The last thing in the world he wanted was to be trapped into marriage with her.

That was why he had called a halt to their…

intimacy. And it seemed to her that desire by itself meant nothing; it was certainly not enough for him to base the rest of his life and all his future happiness on.

Probably he, or any man, would desire almost any woman who flung herself at him as shamelessly as she had.

The artists ought really to be making prints about her , not other, much more blameless females.

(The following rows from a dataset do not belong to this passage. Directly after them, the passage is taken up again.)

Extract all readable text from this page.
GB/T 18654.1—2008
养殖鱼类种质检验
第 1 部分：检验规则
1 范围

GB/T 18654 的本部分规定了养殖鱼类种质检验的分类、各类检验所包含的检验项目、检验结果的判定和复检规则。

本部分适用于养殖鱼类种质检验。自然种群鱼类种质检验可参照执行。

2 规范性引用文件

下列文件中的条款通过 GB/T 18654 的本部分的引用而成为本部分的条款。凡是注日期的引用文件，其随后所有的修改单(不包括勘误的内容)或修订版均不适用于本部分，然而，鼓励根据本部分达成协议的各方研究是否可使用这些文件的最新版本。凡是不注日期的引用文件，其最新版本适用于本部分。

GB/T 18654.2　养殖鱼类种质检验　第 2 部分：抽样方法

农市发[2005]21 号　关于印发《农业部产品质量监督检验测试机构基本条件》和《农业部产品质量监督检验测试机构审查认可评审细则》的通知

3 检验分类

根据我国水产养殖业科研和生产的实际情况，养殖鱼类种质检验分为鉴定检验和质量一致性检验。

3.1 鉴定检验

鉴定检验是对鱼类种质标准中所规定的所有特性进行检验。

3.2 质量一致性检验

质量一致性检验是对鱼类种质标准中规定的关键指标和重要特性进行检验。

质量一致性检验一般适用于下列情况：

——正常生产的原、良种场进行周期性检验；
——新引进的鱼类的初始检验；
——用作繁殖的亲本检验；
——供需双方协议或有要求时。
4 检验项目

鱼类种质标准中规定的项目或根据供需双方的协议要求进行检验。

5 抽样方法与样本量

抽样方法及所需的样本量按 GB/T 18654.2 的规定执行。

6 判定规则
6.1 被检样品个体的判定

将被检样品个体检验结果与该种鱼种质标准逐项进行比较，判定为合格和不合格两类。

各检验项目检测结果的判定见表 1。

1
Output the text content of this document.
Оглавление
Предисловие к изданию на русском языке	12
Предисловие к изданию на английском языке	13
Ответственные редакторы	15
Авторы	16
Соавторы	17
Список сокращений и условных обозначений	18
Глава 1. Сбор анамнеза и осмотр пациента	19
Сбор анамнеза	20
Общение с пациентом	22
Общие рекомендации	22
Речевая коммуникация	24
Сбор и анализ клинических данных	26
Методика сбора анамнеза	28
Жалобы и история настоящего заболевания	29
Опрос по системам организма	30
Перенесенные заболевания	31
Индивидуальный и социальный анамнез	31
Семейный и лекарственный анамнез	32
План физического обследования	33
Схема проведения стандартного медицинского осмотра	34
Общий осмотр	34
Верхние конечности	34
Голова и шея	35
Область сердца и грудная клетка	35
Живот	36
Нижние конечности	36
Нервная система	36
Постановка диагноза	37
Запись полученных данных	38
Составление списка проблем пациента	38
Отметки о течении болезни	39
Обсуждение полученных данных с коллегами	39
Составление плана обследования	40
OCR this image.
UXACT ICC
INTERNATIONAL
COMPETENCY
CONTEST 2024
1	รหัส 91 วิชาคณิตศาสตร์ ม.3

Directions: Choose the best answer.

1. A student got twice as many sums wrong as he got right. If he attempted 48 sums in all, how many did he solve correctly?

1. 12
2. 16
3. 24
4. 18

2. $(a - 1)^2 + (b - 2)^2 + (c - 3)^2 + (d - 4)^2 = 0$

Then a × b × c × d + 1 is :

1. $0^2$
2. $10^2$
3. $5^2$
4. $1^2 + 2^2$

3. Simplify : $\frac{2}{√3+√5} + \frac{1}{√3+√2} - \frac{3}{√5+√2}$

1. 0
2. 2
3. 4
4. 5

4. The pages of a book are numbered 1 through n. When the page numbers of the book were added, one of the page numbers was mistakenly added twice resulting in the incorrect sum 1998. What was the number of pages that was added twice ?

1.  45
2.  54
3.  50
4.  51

They merely threw themselves from horses; she forced herself into his arms and…

and pressed herself against him. Seized his head and rubbed it… A moan of mortification escaped her.

‘What’s that, my dear?’ Rafe asked.

‘Nothing,’ she muttered. ‘Nothing at all. I merely have a slight headache.’

She went straight up to bed upon reaching home, and fell eventually into a restless sleep, full of confused and fragmentary dreams that sometimes showed Marcus doing all the things he’d said he wanted to do with her, and sometimes showed him pushing her away disdainfully so that she fell down endless flights of steps, from which he showed no inclination at all to save her this time.

Lavinia was there too, laughing at her in cold triumph as she tumbled down and down with no end in sight.

She was more tired when she woke than she had been the night before, and her feigned headache had become a reality.

And all of it was entirely her own fault.